August 4, 2009 6:12 AM   Subscribe

Is my canola oil still okay to use?

Hive-Mind Foodies, I need your help! I bought a gallon jug of canola oil over the weekend and, by mistake, I left it in the trunk of my car for the last two days. During those two days we have had bright sunshine with temps in the high 80's-low 90's. So my question is this: Is that oil still safe to use in food preparation? I've always read that you should store oils in a cool, dark, place so that they don't spoil, but, I'd hate to throw away such a large amount of oil if it was still alright to use. Any advice would be appreciated! Thanks!
posted by Hanuman1960 to Food & Drink (6 answers total)
 
Smell it.

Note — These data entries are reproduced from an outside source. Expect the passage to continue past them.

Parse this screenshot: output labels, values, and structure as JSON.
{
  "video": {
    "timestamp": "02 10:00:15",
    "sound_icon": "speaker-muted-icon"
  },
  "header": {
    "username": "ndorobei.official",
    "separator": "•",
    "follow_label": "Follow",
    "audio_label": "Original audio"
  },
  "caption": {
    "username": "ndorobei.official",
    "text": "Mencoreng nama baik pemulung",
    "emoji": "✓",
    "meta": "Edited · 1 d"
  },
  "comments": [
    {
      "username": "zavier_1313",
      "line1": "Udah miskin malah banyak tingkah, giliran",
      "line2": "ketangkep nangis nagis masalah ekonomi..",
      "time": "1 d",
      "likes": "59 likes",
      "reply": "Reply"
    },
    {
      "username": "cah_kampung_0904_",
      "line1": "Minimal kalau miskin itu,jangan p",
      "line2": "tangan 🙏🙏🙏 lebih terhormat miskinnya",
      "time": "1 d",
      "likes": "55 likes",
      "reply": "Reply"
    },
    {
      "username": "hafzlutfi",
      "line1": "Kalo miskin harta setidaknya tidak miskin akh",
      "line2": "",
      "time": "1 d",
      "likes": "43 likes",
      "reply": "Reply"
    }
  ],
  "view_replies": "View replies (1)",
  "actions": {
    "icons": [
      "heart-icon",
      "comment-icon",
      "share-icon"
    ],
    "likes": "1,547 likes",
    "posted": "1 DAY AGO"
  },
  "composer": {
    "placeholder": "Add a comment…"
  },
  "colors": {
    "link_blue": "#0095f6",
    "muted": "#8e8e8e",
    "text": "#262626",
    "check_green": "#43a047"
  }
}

Does it smell like latex paint? If so, it's rancid. If not, it's fine.
posted by Cat Pie Hurts at 6:18 AM on August 4, 2009


I should add - actually cooking with rancid oil won't (shouldn't) make you sick, but it will definitely taste off.
posted by Cat Pie Hurts at 6:20 AM on August 4, 2009


Yeah, the Sniff Test is all you need here. You'll definitely know if the oil is rancid, even if you've never smelled rancid oil before.
posted by Dr. Wu at 7:23 AM on August 4, 2009


It's most likely fine and the sniff test is fine. Canola isn't that temperamental. Since you've done a bit of damage to it, though, I'd probably store the bulk of it in the freezer and only draw off what you're going to use a week or two at a time.
posted by paanta at 7:38 AM on August 4, 2009


From the Canola Council of Canada's FAQ:

Q: Does canola oil turn rancid quickly?

A: No. Canola oil’s shelf life stored at room temperature is about one year. Except for flaxseed oil, the shelf life of other vegetable oils stored at room temperature is similar. Flaxseed oil should be stored in the refrigerator.
posted by torquemaniac at 10:34 AM on August 4, 2009


In addition to what others have said, if it was still sealed in its original, airtight container it would be unlikely to have been affected much, because it wasn't exposed to air (beyond the little bit in the jug already) and oxgygenation is a component of rancidification. Although it might have gotten hot in your car, it was nowhere near as hot as it gets when being used for deep frying; if done properly canola can be used several times for frying before it needs to be discarded. Finally, unless your oil was made locally and kept in airconditioned/refrigerated storage until you bought it, it was probably stored in a warehouse and/or transported in the back of a truck that in summer could easily approximate the conditions in the trunk of your car.